Floreros y flores

Los floreros son de mil formas, son de mil colores y texturas, son un toque personal dentro de cualquier hogar, porque en cada vivienda (sin importar su estrato) encontraremos un vaso con una flor que se convierten en un complemento imprescindible para una decoración original, llena de personalidad y color.

ALGUNOS TRUCOS PARA HACER DE ELLOS UN OBJETO DECORATIVO Y DE BUEN GUSTO

  1. Menos, es más: la frase lo dice todo, sobriedad.


  2. El solitario, único y el más famoso: La sobriedad del vaso es el protagonista y la flor única y sencilla.


  3. Tres, el número mágico. Ni dos ni cuatro: Si quieres crear una pequeña composición, apuesta por tres jarrones y combina diseños de diferentes formas y alturas. Pero ojalá en materiales similares.


  4. Si son más de tres, ojalá sean de la misma gama de color o materia: para formar una armónica composición.

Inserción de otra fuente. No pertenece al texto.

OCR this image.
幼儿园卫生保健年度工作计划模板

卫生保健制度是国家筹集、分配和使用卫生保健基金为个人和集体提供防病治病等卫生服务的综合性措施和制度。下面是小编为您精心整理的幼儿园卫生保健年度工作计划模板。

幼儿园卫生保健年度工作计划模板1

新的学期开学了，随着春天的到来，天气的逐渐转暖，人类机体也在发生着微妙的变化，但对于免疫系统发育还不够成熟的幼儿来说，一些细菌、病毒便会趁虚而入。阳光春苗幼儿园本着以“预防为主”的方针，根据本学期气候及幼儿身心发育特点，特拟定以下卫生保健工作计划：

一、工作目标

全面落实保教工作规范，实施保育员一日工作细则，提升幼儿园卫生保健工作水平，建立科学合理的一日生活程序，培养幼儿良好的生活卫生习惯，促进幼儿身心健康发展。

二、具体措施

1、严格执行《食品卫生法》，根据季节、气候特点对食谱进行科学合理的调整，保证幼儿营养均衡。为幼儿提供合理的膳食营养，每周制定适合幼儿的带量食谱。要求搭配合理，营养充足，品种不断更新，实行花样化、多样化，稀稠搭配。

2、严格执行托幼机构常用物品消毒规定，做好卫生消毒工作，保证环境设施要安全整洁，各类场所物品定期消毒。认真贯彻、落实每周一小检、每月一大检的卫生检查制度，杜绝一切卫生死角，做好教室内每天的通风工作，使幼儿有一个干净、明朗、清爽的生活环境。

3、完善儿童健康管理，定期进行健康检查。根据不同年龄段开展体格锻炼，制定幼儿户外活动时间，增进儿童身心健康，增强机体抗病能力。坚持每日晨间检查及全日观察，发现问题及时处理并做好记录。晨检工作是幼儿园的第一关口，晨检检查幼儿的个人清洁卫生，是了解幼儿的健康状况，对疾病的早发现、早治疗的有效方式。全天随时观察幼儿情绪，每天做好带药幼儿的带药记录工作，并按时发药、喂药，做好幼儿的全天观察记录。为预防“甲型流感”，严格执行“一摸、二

  5. Inspirados en el campo: jarrones blancos y grandes, llenos de flores silvestres, evocan las casas de campo de nuestros abuelos.


  6. Naturales: donde la sencillez, el vidrio, el agua y una pequeña flor o rama verde, dan ese toque de transparencia y sobriedad. O al revés, el vaso es transparente y con color y la flor es blanca.


  7. Personalizados: la imaginación no tiene límites, adornados con telas en fibras naturales y cintas de color acorde con los tonos de las flores. Botellas de vino con etiquetas, latas forradas en fique.


  8. Con volumen y naturaleza muerta: el jarrón el gran protagonista por su diseño, relieve y material y las flores, de cartón, plástico o papel… Juega un papel muy importante la composición con otros elementos.


  9. El centro de mes:, exuberante y alto y con una buena combinación entre las flores y el follaje. Pueden ser sin vaso, montados sobre un oasis en un recipiente plano, perteneciente a la vajilla de servir. O simplemente un ramo de flores amarradas, sobre la mesa. O también compuesto por más de un elemento.


  10. Solos sin flore: sus formas y colores son en sí un objeto decorativo en mesas y en la biblioteca. Y el blanco no puede faltar, siempre clásico y de moda.

 

POR ULTIMO, BUSCALE UN BUEN SITIO Y UNA BUENA COMPAÑÍA

Ya tenemos el vaso con las flores, ahora debemos buscar un sitio adecuado en nuestra casa o apartamento. Debemos recordar que no solo decoran en solitario, sino que sirven para llenar rincones o para crear conjuntos, que, acompañados de otros objetos como cuadros, libros, cojines y sillas entre otros, crean composiciones armónicas que imprimen mucho carácter a una buena decoración.